How the lockdown forced the UK to confront its food waste problem

If the climate crisis is to be addressed, British households must reduce the 6.6 million tons of food they waste each year.

By Natalie Covino

Every day, the nation eats, cleans up and scrapes food waste into the bin. A wave of guilt may pass over us as the lid snaps shut on the heap of scraps. Some of us might vow to reduce it, while others may be lucky enough to be provided with a food waste caddy by the council.

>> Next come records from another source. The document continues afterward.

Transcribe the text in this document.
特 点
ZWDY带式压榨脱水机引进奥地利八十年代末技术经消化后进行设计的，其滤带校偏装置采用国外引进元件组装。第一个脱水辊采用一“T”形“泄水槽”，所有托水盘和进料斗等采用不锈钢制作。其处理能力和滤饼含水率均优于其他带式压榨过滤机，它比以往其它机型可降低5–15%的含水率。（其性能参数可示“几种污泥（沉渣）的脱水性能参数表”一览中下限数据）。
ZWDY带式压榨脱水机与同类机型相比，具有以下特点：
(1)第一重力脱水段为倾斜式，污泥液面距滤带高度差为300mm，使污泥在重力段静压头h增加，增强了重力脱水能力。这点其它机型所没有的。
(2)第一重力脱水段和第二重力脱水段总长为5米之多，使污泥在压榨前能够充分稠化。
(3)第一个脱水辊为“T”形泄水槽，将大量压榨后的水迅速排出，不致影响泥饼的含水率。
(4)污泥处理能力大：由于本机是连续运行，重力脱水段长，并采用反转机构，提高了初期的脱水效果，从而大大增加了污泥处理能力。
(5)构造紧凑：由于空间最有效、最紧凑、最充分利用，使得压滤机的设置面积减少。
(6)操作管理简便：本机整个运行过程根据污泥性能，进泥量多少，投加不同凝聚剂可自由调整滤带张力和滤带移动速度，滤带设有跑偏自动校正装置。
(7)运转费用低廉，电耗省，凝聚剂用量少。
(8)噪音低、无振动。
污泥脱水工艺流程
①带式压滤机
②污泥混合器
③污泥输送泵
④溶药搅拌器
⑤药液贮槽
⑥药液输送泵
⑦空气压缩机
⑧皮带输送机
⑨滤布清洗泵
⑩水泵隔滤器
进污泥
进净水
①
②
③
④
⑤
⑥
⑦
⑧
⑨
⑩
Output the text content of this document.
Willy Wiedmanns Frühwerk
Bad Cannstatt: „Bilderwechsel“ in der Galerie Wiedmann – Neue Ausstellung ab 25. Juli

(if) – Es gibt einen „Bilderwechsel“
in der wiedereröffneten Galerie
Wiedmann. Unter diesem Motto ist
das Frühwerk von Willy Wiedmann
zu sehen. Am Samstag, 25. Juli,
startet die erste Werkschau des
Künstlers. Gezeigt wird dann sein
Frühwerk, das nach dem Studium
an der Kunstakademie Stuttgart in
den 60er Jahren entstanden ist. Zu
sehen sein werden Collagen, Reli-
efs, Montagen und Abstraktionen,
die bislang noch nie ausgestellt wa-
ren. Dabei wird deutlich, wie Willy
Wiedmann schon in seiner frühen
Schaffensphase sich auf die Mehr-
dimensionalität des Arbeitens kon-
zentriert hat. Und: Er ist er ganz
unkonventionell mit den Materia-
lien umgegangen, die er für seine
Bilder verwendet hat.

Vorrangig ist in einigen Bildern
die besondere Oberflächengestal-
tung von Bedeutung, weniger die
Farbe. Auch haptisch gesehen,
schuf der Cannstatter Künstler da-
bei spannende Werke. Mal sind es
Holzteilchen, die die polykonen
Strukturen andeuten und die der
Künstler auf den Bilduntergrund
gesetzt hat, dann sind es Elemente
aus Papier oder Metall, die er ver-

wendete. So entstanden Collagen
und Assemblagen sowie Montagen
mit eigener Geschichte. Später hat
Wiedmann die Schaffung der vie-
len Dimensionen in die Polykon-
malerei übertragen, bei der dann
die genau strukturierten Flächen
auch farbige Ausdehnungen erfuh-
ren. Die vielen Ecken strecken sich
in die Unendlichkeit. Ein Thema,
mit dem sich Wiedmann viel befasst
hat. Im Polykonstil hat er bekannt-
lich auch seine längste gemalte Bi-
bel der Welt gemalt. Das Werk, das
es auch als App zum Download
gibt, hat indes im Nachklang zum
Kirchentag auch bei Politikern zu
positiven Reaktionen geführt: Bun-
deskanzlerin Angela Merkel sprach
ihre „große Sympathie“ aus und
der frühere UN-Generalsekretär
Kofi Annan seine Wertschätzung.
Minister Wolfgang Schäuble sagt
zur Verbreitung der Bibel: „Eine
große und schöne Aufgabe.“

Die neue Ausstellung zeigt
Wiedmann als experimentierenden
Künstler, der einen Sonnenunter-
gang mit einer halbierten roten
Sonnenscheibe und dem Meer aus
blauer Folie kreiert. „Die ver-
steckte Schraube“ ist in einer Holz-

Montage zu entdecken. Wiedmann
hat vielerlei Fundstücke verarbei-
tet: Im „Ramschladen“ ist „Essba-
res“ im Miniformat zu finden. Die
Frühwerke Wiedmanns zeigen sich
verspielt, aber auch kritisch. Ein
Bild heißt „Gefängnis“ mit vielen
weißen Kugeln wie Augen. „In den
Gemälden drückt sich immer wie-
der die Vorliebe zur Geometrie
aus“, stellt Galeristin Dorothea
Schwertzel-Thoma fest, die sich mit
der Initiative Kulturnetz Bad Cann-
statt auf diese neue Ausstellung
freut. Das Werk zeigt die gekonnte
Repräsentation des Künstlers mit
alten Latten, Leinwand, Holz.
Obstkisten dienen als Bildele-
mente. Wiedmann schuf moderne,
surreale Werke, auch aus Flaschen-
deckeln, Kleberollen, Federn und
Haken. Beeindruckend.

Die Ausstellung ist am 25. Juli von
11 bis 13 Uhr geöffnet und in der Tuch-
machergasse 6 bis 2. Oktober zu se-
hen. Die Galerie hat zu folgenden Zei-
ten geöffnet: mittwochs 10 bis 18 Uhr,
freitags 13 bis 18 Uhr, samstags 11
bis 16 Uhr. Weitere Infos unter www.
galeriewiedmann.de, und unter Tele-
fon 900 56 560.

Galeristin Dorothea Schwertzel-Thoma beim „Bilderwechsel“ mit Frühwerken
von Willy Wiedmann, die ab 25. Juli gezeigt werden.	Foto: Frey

Yet the majority find themselves repeating the process every mealtime, scraping sludge into the bin once more. This is an issue precisely because few realise they are culprits of wasting food. Having been incorporated into our daily routine, it is difficult to isolate. 

Around 50 per cent of all food waste happens at home.

“Most people think, ‘Well, what difference does it make if I throw two brown bananas in the bin?’ Well actually, there are 28 million other households doing that same mental equation each week. And that’s just bananas,” says Tessa Clarke, co-founder of food-sharing app OLIO.

Those two brown bananas make a huge difference. The Waste and Resources Action Programme (WRAP) notes that around 6.6 million tons of food is wasted by UK households each year, which is the equivalent of ten billion meals.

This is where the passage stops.